Il s’agit d’une approximation, et de nombreux autres facteurs sont à prendre en compte pour estimer correctement l’efficience du programme. Tout d’abord, le coût considéré ne couvre que l’investissement public. En intégrant le gain économique sur le carburant (environ 12 000 euros pour 200 000 km aux prix de 2022), le solde global devient équilibré.
De plus, cette estimation n’intègre pas les gains issus des co-bénéfices comme la réduction de la pollution de l’air et la réduction de la pollution sonore.
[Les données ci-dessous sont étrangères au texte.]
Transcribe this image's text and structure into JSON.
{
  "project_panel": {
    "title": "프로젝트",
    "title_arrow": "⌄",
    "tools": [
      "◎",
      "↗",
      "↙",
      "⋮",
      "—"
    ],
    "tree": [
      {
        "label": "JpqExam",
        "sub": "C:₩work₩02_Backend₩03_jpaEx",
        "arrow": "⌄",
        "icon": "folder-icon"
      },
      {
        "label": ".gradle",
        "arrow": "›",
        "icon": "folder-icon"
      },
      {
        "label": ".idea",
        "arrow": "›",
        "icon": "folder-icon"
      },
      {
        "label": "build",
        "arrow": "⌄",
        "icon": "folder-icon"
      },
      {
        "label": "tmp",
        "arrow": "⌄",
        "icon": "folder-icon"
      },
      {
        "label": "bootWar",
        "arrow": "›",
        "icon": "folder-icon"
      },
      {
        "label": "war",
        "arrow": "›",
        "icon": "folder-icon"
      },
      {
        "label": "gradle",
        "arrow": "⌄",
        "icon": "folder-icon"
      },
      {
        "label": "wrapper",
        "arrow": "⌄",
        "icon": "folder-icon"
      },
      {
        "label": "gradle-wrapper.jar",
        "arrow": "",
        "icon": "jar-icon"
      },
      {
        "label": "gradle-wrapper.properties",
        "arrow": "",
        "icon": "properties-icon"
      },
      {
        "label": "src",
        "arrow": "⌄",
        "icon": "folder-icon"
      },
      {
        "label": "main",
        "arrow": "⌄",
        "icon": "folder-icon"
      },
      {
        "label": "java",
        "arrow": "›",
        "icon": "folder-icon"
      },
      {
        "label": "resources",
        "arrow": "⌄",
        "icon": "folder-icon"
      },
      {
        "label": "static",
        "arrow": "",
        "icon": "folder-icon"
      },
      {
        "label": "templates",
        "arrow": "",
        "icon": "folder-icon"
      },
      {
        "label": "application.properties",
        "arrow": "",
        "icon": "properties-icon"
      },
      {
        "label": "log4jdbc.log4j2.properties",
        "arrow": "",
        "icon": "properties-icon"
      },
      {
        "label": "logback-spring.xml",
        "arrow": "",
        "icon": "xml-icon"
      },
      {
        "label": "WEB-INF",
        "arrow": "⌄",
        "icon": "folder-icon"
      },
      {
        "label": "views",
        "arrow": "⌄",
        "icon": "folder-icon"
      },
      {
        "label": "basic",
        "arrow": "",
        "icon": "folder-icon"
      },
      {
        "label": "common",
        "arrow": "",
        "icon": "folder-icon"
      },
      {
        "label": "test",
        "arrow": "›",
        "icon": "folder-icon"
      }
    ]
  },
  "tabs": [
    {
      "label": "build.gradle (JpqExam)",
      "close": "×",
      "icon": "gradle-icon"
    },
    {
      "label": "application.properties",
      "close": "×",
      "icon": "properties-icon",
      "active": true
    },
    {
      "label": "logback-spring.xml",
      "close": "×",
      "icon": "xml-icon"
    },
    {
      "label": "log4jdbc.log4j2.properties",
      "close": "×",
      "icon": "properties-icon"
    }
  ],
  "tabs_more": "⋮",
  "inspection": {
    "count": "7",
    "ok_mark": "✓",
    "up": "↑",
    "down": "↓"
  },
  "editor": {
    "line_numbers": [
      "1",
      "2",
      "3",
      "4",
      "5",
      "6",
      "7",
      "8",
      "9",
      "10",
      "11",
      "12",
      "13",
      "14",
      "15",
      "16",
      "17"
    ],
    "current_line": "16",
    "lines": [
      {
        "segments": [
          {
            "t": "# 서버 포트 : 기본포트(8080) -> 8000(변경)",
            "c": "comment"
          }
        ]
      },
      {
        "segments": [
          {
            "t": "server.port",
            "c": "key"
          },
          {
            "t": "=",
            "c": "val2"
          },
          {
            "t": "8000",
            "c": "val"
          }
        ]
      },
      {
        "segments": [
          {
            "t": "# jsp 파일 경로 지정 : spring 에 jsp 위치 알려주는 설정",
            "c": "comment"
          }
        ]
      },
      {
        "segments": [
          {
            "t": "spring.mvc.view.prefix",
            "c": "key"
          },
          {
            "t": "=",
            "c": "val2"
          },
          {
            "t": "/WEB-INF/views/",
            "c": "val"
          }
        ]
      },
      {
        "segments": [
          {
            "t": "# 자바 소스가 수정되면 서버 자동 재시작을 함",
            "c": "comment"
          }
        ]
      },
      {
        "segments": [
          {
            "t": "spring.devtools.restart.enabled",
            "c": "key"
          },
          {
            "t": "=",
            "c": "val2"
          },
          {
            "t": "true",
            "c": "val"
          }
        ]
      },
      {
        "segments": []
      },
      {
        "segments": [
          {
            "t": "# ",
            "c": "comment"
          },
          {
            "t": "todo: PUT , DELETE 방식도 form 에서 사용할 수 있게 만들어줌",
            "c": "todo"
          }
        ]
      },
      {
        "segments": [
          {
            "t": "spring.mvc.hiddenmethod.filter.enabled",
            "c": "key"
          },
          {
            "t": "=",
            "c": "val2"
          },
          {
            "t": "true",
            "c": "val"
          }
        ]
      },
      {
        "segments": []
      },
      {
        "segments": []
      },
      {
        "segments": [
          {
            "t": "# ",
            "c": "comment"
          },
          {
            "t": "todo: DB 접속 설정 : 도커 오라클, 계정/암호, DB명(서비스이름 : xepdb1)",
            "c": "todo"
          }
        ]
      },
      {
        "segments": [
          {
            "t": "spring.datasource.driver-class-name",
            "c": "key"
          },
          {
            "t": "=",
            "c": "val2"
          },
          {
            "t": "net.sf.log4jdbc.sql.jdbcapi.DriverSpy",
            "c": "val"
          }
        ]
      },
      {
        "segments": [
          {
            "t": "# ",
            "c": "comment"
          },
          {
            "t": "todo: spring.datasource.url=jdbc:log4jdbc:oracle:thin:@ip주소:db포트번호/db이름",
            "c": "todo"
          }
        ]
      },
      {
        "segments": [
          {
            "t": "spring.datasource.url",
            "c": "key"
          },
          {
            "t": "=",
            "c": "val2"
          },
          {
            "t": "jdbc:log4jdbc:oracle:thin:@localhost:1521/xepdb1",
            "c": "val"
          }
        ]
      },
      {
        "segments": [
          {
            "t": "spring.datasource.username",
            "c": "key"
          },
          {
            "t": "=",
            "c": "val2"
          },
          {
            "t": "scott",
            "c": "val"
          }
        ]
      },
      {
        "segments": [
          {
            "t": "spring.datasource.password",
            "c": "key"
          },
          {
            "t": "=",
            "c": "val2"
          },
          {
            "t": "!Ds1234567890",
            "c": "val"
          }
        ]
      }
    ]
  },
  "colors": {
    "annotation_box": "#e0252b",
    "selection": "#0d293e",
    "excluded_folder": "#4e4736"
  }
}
Surtout, le programme a une dimension sociale, en ciblant en priorité les ménages modestes qui roulent souvent. Enfin, cette mesure est un coup de pouce aux constructeurs automobiles européens.. On peut s’attendre à ce que le prix des véhicules électriques chute dans les prochaines années, comme ça a été le cas pour le coût de l’électricité photovoltaïque et éolienne.
Comment le programme pourrait-il être amélioré ? Sachant qu’environ 8 millions de véhicules sont achetés par an (dont 6 millions d’occasion), et que le dispositif concerne environ 15 % des ménages français, les 50 000 véhicules vendus dans le cadre du programme représentent environ 5 % des achats du public ciblé. Ce taux est assez faible, et pourrait être augmenté en diminuant le niveau de l’aide et en élargissant l’éligibilité à davantage de ménages.
Sur le plan social, il faut noter que le dispositif a un défaut majeur : les effets de seuil sont importants. Autrement dit, il n’est accessible qu’aux ménages qui respectent certaines conditions. C’est très injuste pour les millions de ménages dont le revenu fiscal de référence par part dépasse de peu 15 400 € par an, ou qui résident à un peu moins de 15 kilomètres de leur lieu de travail. Une solution aurait été de façonner le programme afin de le rendre plus progressif et inclusif pour plus de ménages français.
Finalement, le programme a-t-il été une réussite ? Si on se base sur l’accueil auprès des Français, oui ; bien plus de demandes ont été envoyées que ce qui était prévu initialement. Est-ce parce que l’État a été trop généreux quant à la part financée à sa charge ? Certainement. Mais il faut aussi souligner que le programme est très bien conçu et lisible pour les citoyens. Les prochaines éditions seront probablement moins généreuses quant à la part financée par le gouvernement, mais on peut espérer que cette aide plus limitée sera compensée par une baisse de prix des véhicules électriques.